There are two reception rooms to the front of the house, one on either side of the hall – a diningroom and a lounge – and a generous-sized utility room, but your eye will be drawn to the impressive, sweeping staircase, adorned with skilfully cut, curved Italian glass, and with an enormous skylight bringing in dazzling light.

Upstairs, the main bedroom can’t fail to impress; looking out over the back garden, it exudes peace and tranquillity and has a spacious Zen-like en suite separated from the bedroom by a glazed wall and door, with a Duravit free-standing bath and Gessi shower with rainwater showerhead.

If you want to really bolster your sense of calm, there’s also a gym and yoga room on this level. We’re not talking about a room with just a couple of exercise machines and yoga mats thrown in: this is a fully functioning gym room, air-conditioned and with timber floor and floor-to-ceiling windows overlooking the back garden. You could run a fitness club here.

Under the floor is plumbing for an en suite, so the room can be easily converted back to a bedroom if needed.

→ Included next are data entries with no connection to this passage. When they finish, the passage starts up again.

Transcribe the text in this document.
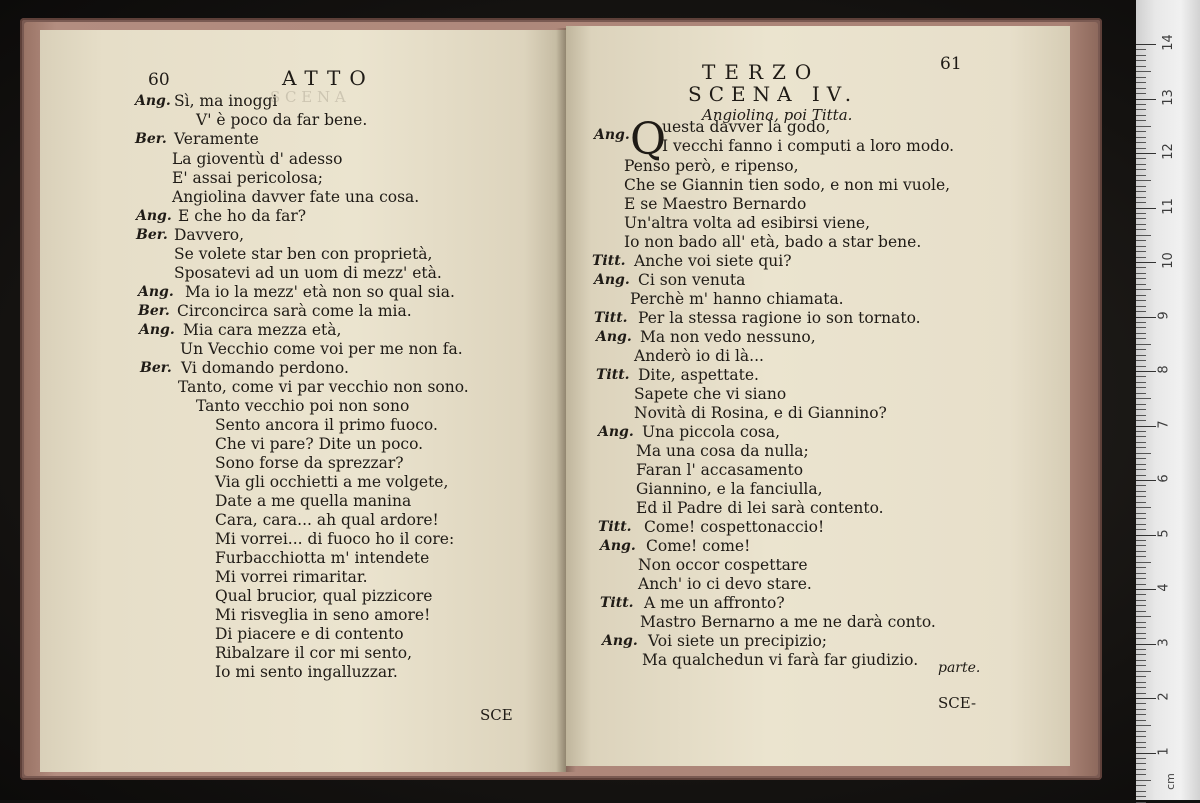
S C E N A
60	ATTO
Ang. Sì, ma inoggi
V' è poco da far bene.
Ber. Veramente
La gioventù d' adesso
E' assai pericolosa;
Angiolina davver fate una cosa.
Ang. E che ho da far?
Ber. Davvero,
Se volete star ben con proprietà,
Sposatevi ad un uom di mezz' età.
Ang. Ma io la mezz' età non so qual sia.
Ber. Circoncirca sarà come la mia.
Ang. Mia cara mezza età,
Un Vecchio come voi per me non fa.
Ber. Vi domando perdono.
Tanto, come vi par vecchio non sono.
Tanto vecchio poi non sono
Sento ancora il primo fuoco.
Che vi pare? Dite un poco.
Sono forse da sprezzar?
Via gli occhietti a me volgete,
Date a me quella manina
Cara, cara... ah qual ardore!
Mi vorrei... di fuoco ho il core:
Furbacchiotta m' intendete
Mi vorrei rimaritar.
Qual brucior, qual pizzicore
Mi risveglia in seno amore!
Di piacere e di contento
Ribalzare il cor mi sento,
Io mi sento ingalluzzar.
SCE
TERZO	61
SCENA IV.
Angiolina, poi Titta.
Ang. Q
uesta davver la godo,
I vecchi fanno i computi a loro modo.
Penso però, e ripenso,
Che se Giannin tien sodo, e non mi vuole,
E se Maestro Bernardo
Un'altra volta ad esibirsi viene,
Io non bado all' età, bado a star bene.
Titt. Anche voi siete qui?
Ang. Ci son venuta
Perchè m' hanno chiamata.
Titt. Per la stessa ragione io son tornato.
Ang. Ma non vedo nessuno,
Anderò io di là...
Titt. Dite, aspettate.
Sapete che vi siano
Novità di Rosina, e di Giannino?
Ang. Una piccola cosa,
Ma una cosa da nulla;
Faran l' accasamento
Giannino, e la fanciulla,
Ed il Padre di lei sarà contento.
Titt. Come! cospettonaccio!
Ang. Come! come!
Non occor cospettare
Anch' io ci devo stare.
Titt. A me un affronto?
Mastro Bernarno a me ne darà conto.
Ang. Voi siete un precipizio;
Ma qualchedun vi farà far giudizio. parte.
SCE-
cm
14
13
12
11
10
9
8
7
6
5
4
3
2
1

There are two more double bedrooms up here, and a bedroom that is used as a study-office, plus Jack & Jill bathroom en suite and another spacious dressingroom with ample wardrobe space.

There are also mysterious little doors in the upstairs bedrooms about the size of a small cupboard. These, Martin reveals, are handy laundry chutes which means there’s no need to keep laundry baskets in the bedrooms; just throw your clothes or linen into the chutes and they’ll miraculously appear in the utility room downstairs, ready to be washed. Alas, they won’t miraculously reappear clean and ironed: that will still have to be done manually.

On the second floor is a huge games room with billiard table and Velux windows to the rear. Behind darkened glass is a large cinema room, also air-conditioned with tiered seating and a great big red couch to the front that can fit several kids and their popcorn. This is where Martin and his family watched many a rugby international. There’s also a large bathroom, so your teenagers could stay up here all day, emerging only for their dinner. There’s also a good 50sq m of storage space behind the eaves, with four access points, so plenty of room to keep the Christmas and Halloween decorations.

Attached to one wall of the games room is a little piece of local history: two stall seats recovered from the old Lansdowne Road stadium just before it was demolished to make way for the Aviva.

“My dad had permanent tickets for Lansdowne Road matches, and when he brought me to matches, these were our seats,” explains Martin. “After he passed away, and when they were knocking down Lansdowne Road, I asked one of the contractors if I could take the two seats – so she got an angle-grinder, cut them out right there and said, ‘There you go.’” Prospective buyers should note that the seats are not included in the sale. “We’ll be taking those with us,” he confirms.

With both their children long grown up and living in the UK and the US, Martin and his wife are ready to “rightsize”, and of course they’ll be looking for somewhere in the neighbourhood they know and love so well.

Rear view of the house

Number 106 Merrion Road is for sale through Lisney Sotheby’s International Realty asking €4.45 million.